More than 400,000 Canadian seniors were living with dementia in 2013-14, two-thirds of them women

Health advocacy groups are cheering the Liberal government’s proposal to spend $50 million over five years to support a national dementia strategy that would be released later this spring.

Tuesday’s pre-election budget from Finance Minister Bill Morneau said the aim of the measure is to improve the lives of people living with dementia and their caregivers through better public awareness of the challenges posed by the condition.

Groups like the Alzheimer Society, which have long urged Ottawa to take action, welcomed the decision.

Alzheimer Society CEO Pauline Tardif says the money will be a ”significant step” towards a funded and comprehensive national dementia strategy that will ultimately help affected families live better lives.
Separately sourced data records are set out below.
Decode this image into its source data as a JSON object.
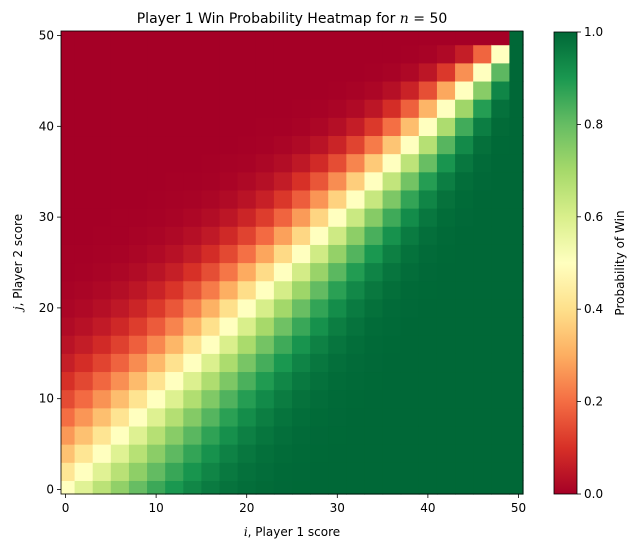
{
  "chart_data": {
    "type": "heatmap",
    "title": {
      "prefix": "Player 1 Win Probability Heatmap for ",
      "var": "n",
      "eq": " = 50"
    },
    "xlabel": {
      "var": "i",
      "rest": ", Player 1 score"
    },
    "ylabel": {
      "var": "j",
      "rest": ", Player 2 score"
    },
    "n": 50,
    "x_range": [
      0,
      50
    ],
    "y_range": [
      0,
      50
    ],
    "x_ticks": [
      "0",
      "10",
      "20",
      "30",
      "40",
      "50"
    ],
    "y_ticks": [
      "0",
      "10",
      "20",
      "30",
      "40",
      "50"
    ],
    "cell_step": 2,
    "x_values": [
      0,
      2,
      4,
      6,
      8,
      10,
      12,
      14,
      16,
      18,
      20,
      22,
      24,
      26,
      28,
      30,
      32,
      34,
      36,
      38,
      40,
      42,
      44,
      46,
      48,
      50
    ],
    "y_values": [
      0,
      2,
      4,
      6,
      8,
      10,
      12,
      14,
      16,
      18,
      20,
      22,
      24,
      26,
      28,
      30,
      32,
      34,
      36,
      38,
      40,
      42,
      44,
      46,
      48,
      50
    ],
    "value_model": "P(win) for player 1 at scores (i, j), first to n wins",
    "colorbar": {
      "label": "Probability of Win",
      "range": [
        0.0,
        1.0
      ],
      "ticks": [
        "0.0",
        "0.2",
        "0.4",
        "0.6",
        "0.8",
        "1.0"
      ],
      "colormap": "RdYlGn",
      "stops": [
        "#a50026",
        "#d73027",
        "#f46d43",
        "#fdae61",
        "#fee08b",
        "#ffffbf",
        "#d9ef8b",
        "#a6d96a",
        "#66bd63",
        "#1a9850",
        "#006837"
      ]
    },
    "grid": false
  }
}
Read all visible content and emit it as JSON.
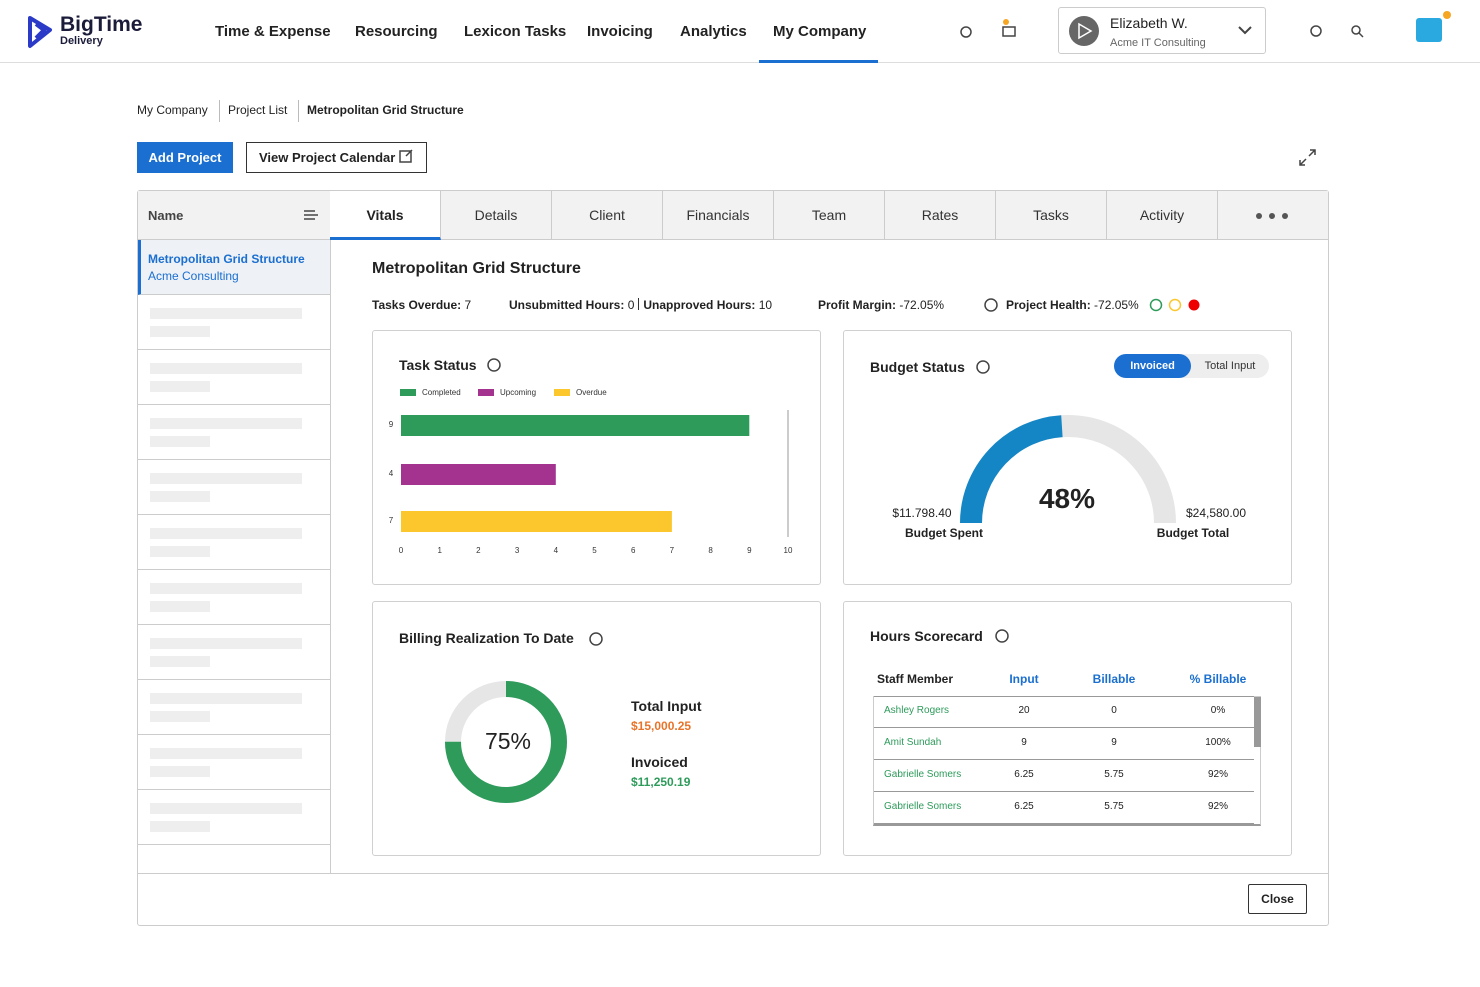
{
  "header": {
    "logo": {
      "name": "BigTime",
      "sub": "Delivery"
    },
    "nav": [
      "Time & Expense",
      "Resourcing",
      "Lexicon Tasks",
      "Invoicing",
      "Analytics",
      "My Company"
    ],
    "user": {
      "name": "Elizabeth W.",
      "company": "Acme IT Consulting"
    }
  },
  "breadcrumb": [
    "My Company",
    "Project List",
    "Metropolitan Grid Structure"
  ],
  "buttons": {
    "add": "Add Project",
    "calendar": "View Project Calendar",
    "close": "Close"
  },
  "sidebar": {
    "header": "Name",
    "selected": {
      "name": "Metropolitan Grid Structure",
      "client": "Acme Consulting"
    }
  },
  "tabs": [
    "Vitals",
    "Details",
    "Client",
    "Financials",
    "Team",
    "Rates",
    "Tasks",
    "Activity"
  ],
  "project": {
    "title": "Metropolitan Grid Structure",
    "tasks_overdue": {
      "label": "Tasks Overdue:",
      "value": 7
    },
    "unsubmitted": {
      "label": "Unsubmitted Hours:",
      "value": 0
    },
    "unapproved": {
      "label": "Unapproved Hours:",
      "value": 10
    },
    "profit_margin": {
      "label": "Profit Margin:",
      "value": "-72.05%"
    },
    "health": {
      "label": "Project Health:",
      "value": "-72.05%"
    }
  },
  "task_status": {
    "type": "bar",
    "title": "Task Status",
    "categories": [
      9,
      4,
      7
    ],
    "values": [
      9,
      4,
      7
    ],
    "colors": [
      "#2e9b5b",
      "#a3338f",
      "#fcc62d"
    ],
    "legend": [
      "Completed",
      "Upcoming",
      "Overdue"
    ],
    "xlim": [
      0,
      10
    ],
    "xticks": [
      0,
      1,
      2,
      3,
      4,
      5,
      6,
      7,
      8,
      9,
      10
    ]
  },
  "budget": {
    "type": "gauge",
    "title": "Budget Status",
    "toggle": [
      "Invoiced",
      "Total Input"
    ],
    "value": 48,
    "value_label": "48%",
    "color": "#1586c5",
    "spent": "$11.798.40",
    "spent_label": "Budget Spent",
    "total": "$24,580.00",
    "total_label": "Budget Total"
  },
  "billing": {
    "type": "donut",
    "title": "Billing Realization To Date",
    "value": 75,
    "value_label": "75%",
    "color": "#2e9b5b",
    "total_input_label": "Total Input",
    "total_input": "$15,000.25",
    "invoiced_label": "Invoiced",
    "invoiced": "$11,250.19"
  },
  "hours": {
    "title": "Hours Scorecard",
    "columns": [
      "Staff Member",
      "Input",
      "Billable",
      "% Billable"
    ],
    "rows": [
      [
        "Ashley Rogers",
        20,
        0,
        "0%"
      ],
      [
        "Amit Sundah",
        9,
        9,
        "100%"
      ],
      [
        "Gabrielle Somers",
        6.25,
        5.75,
        "92%"
      ],
      [
        "Gabrielle Somers",
        6.25,
        5.75,
        "92%"
      ]
    ]
  }
}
READ MORE: ‘There is a life to live after a diagnosis’: UBC study probes stigma of dementia

READ MORE: Dementia villages offer secured freedom to aging B.C. patients

Figures cited in the budget say more than 400,000 Canadian seniors were living with dementia in 2013-14, two-thirds of them women.

In 2011, former NDP MP Claude Gravelle introduced legislation calling for a national dementia strategy to support Canadians ravaged by Alzheimer’s and other related dementia diseases.